IPv6: Routers do not fragment. Source must use Path MTU Discovery to determine the maximum packet size, then fragment at the source if needed.

Standard MTU: Ethernet = 1500 bytes. Jumbo frames = 9000 bytes (data center).

IPsec

Security at the network layer. Provides encryption, integrity, and authentication.

Transport mode: Encrypts the payload (end-to-end).

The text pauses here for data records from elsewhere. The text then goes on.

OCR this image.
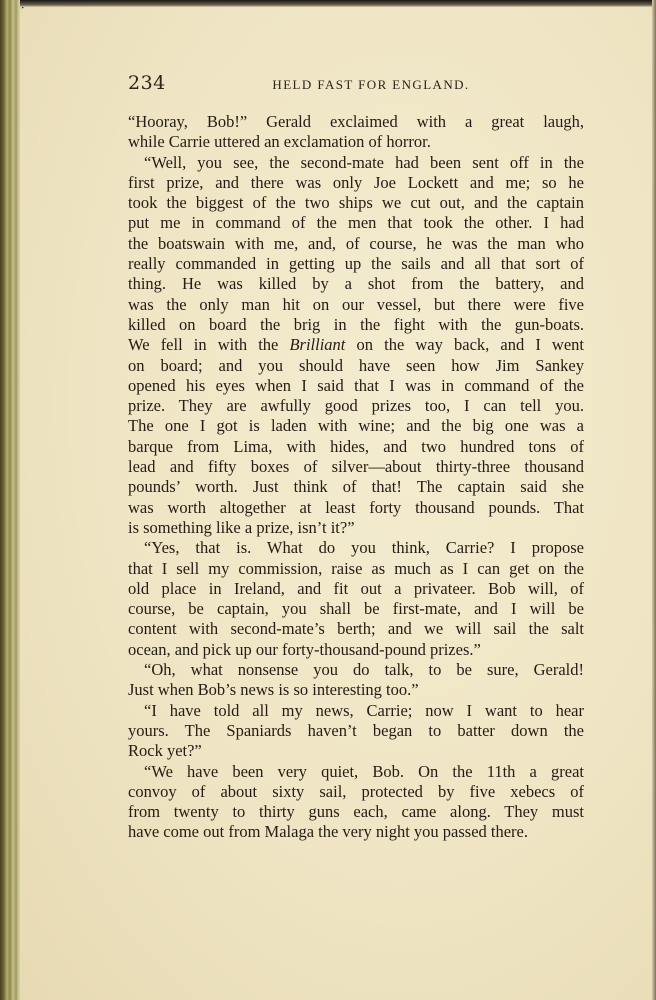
234	HELD FAST FOR ENGLAND.
“Hooray, Bob!” Gerald exclaimed with a great laugh,
while Carrie uttered an exclamation of horror.
“Well, you see, the second-mate had been sent off in the
first prize, and there was only Joe Lockett and me; so he
took the biggest of the two ships we cut out, and the captain
put me in command of the men that took the other. I had
the boatswain with me, and, of course, he was the man who
really commanded in getting up the sails and all that sort of
thing. He was killed by a shot from the battery, and
was the only man hit on our vessel, but there were five
killed on board the brig in the fight with the gun-boats.
We fell in with the Brilliant on the way back, and I went
on board; and you should have seen how Jim Sankey
opened his eyes when I said that I was in command of the
prize. They are awfully good prizes too, I can tell you.
The one I got is laden with wine; and the big one was a
barque from Lima, with hides, and two hundred tons of
lead and fifty boxes of silver—about thirty-three thousand
pounds’ worth. Just think of that! The captain said she
was worth altogether at least forty thousand pounds. That
is something like a prize, isn’t it?”
“Yes, that is. What do you think, Carrie? I propose
that I sell my commission, raise as much as I can get on the
old place in Ireland, and fit out a privateer. Bob will, of
course, be captain, you shall be first-mate, and I will be
content with second-mate’s berth; and we will sail the salt
ocean, and pick up our forty-thousand-pound prizes.”
“Oh, what nonsense you do talk, to be sure, Gerald!
Just when Bob’s news is so interesting too.”
“I have told all my news, Carrie; now I want to hear
yours. The Spaniards haven’t began to batter down the
Rock yet?”
“We have been very quiet, Bob. On the 11th a great
convoy of about sixty sail, protected by five xebecs of
from twenty to thirty guns each, came along. They must
have come out from Malaga the very night you passed there.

Tunnel mode: Encrypts the entire original packet (used in VPNs).

Protocols: AH (Authentication Header — integrity only), ESP (Encapsulating Security Payload — encryption + integrity).

IKE (Internet Key Exchange): Negotiates security parameters and establishes security associations (SAs).

Applications in CS

Cloud networking: VPCs use CIDR subnetting, routing tables, NAT gateways, security groups (ACLs at L3/L4).
Container networking: Each pod gets an IP. Overlay networks (VXLAN) or direct routing.
DNS: Translates names to IP addresses (covered in application layer).
VPN: IPsec or WireGuard tunnels encrypt traffic between sites or remote users.
Network debugging: ping, traceroute, ip route, tcpdump — all operate at the network layer.
Load balancing: Layer 4 load balancers use IP + port for routing decisions.